Spherically-symmetric, cold collapse: the exact solutions and a comparison with self-similar solutions

TL;DR

This paper derives exact solutions for the collapse of spherically symmetric, pressureless clouds with arbitrary initial density profiles, highlighting the transient nature of self-similar solutions and incorporating effects like turbulence, rotation, and magnetic fields.

Contribution

It provides the first general exact solutions for cold collapse beyond self-similarity, including turbulence, rotation, and magnetic effects, offering new constraints for numerical models.

Findings

Exact solutions for arbitrary initial density profiles.

Self-similar solutions are only valid briefly during collapse.
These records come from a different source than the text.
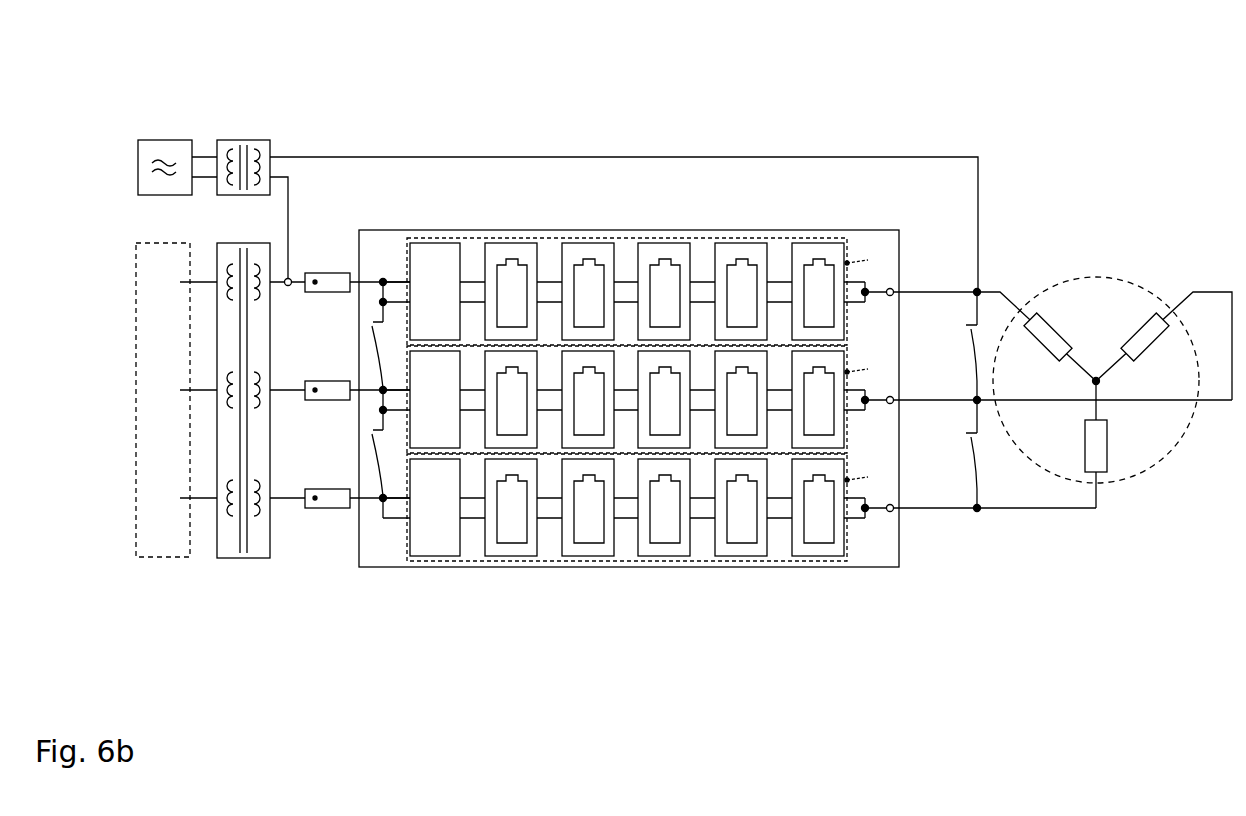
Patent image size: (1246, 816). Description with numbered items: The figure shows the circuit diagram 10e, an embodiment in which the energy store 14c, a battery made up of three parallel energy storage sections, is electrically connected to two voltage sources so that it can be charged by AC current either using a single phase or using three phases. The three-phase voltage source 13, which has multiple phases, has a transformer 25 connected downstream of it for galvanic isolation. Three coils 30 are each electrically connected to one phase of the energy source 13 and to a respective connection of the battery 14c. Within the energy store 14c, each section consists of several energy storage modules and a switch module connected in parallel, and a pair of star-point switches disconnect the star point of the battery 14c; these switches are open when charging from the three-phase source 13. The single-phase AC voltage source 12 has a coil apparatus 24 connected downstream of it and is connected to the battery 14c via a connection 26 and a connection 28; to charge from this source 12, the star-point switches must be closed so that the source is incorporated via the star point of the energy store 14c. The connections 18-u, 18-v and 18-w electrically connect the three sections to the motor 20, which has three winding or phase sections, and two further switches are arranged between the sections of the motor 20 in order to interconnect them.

The single-phase AC voltage source 12 is at (164, 136).
The coil apparatus 24 is at (237, 138).
The circuit diagram 10e is at (368, 132).
The connection 28 is at (291, 278).
The coil 30 is at (318, 280).
The three-phase voltage source 13 is at (165, 574).
The transformer 25 is at (233, 548).
The energy store 14c is at (699, 425).
The connection 18-u is at (893, 289).
The connection 18-v is at (893, 403).
The connection 18-w is at (893, 511).
The connection 26 is at (981, 289).
The motor 20 is at (1142, 278).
Inclusion of turbulence, rotation, and magnetic fields in the collapse analysis.

Abstract

We present the exact solutions for the collapse of a spherically-symmetric, cold (i.e., pressureless) cloud under its own self-gravity, valid for arbitrary initial density profiles and not restricted to the realm of self-similarity. These solutions exhibit a number of remarkable features, including the self-consistent formation of and subsequent accretion onto a central point mass. A number of specific examples are provided, and we show that Penston's solution of pressureless, self-similar collapse is recovered for polytropic density profiles; importantly, however, we demonstrate that the time over which this solution holds is fleetingly narrow, implying that much of the collapse proceeds non-self-similarly. We show that our solutions can naturally incorporate turbulent pressure support, and we investigate the evolution of overdensities -- potentially generated by such turbulence -- as the collapse proceeds. Finally, we analyze the evolution of the angular velocity and magnetic fields in the limit that their dynamical influence is small, and we recover exact solutions for these quantities. Our results may provide important constraints on numerical models that attempt to elucidate the details of protostellar collapse when the initial conditions are far less idealized.